Resumindo, o Haiti foi forçado a abandonar a protecção governamental da agricultura interna – e os EUA usaram então a sua protecção governamental para conquistar o mercado.
Há muitas variações deste exemplo, em que os países ricos do norte impõem políticas “liberalizadoras” a países pobres e endividados do sul e depois aproveitam-se dessa liberalização para capturar o mercado.
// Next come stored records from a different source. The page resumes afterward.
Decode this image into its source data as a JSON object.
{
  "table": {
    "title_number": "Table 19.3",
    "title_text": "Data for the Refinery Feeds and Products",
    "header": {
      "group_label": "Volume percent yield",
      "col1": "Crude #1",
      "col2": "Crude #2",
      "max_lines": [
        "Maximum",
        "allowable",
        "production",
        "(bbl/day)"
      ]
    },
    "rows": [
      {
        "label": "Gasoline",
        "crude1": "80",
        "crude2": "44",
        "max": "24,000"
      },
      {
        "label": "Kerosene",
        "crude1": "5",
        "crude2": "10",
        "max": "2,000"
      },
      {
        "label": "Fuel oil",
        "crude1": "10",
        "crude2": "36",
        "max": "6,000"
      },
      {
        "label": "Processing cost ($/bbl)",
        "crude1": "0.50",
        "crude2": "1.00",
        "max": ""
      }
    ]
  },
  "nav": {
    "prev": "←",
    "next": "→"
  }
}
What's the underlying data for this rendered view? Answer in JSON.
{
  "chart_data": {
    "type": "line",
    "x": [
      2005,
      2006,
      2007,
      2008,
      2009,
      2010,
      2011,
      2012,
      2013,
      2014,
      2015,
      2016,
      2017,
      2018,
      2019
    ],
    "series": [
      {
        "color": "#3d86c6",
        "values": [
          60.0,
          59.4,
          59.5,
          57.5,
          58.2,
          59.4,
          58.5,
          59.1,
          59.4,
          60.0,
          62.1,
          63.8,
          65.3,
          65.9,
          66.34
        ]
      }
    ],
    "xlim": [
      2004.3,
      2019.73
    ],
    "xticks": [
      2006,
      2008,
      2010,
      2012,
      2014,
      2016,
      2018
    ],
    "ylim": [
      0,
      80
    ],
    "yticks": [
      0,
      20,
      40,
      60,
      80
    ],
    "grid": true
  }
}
Os subsídios governamentais representam 30% das receitas agrícolas nos 30 países mais ricos do mundo, um total de 280 mil milhões dólares por ano [8], uma vantagem imbatível num mercado “livre” onde são os ricos que escrevem as regras.


O jogo global da alimentação está viciado, e os pobres ficaram com poucas colheitas e sem protecção.
Para além disso, durante várias décadas o Banco Mundial e o Fundo Monetário Internacional recusaram-se a fazer empréstimos a países pobres, a não ser que eles aceitassem “Programas de Ajustamento Estruturais” (PAE) que exigiam que quem recebia os empréstimos desvalorizasse a sua moeda, reduzisse impostos, privatizasse serviços, e reduzisse ou eliminasse programas de apoio a agricultores.
Isto tudo foi feito com a premissa de que o mercado produziria crescimento económico e prosperidade – pelo contrário, aumentou a pobreza e os apoios à agricultura foram eliminados.
“A aposta em pacotes de investimento e apoio à agricultura foi abafada e desapareceu eventualmente na maior parte das zonas rurais de África com os PAE. Abandonou-se a preocupação com a melhoria da produtividade dos pequenos agricultores. Não só os governos recuaram como decaiu também a ajuda estrangeira à agricultura. Os fundos do Banco Mundial para a agricultura diminuíram marcadamente de 32% do total de empréstimos em 1976-8 para 11.7% em 1997-9.” [9]
Em anteriores ondas de inflação dos alimentos, os pobres tinham pelo menos acesso a alimentos que eles próprios produziam, ou a comida que era cultivada localmente e disponível a preços definidos localmente. Os mercados globais determinam agora os preços locais – e muitas vezes os alimentos disponíveis são importados de bem longe.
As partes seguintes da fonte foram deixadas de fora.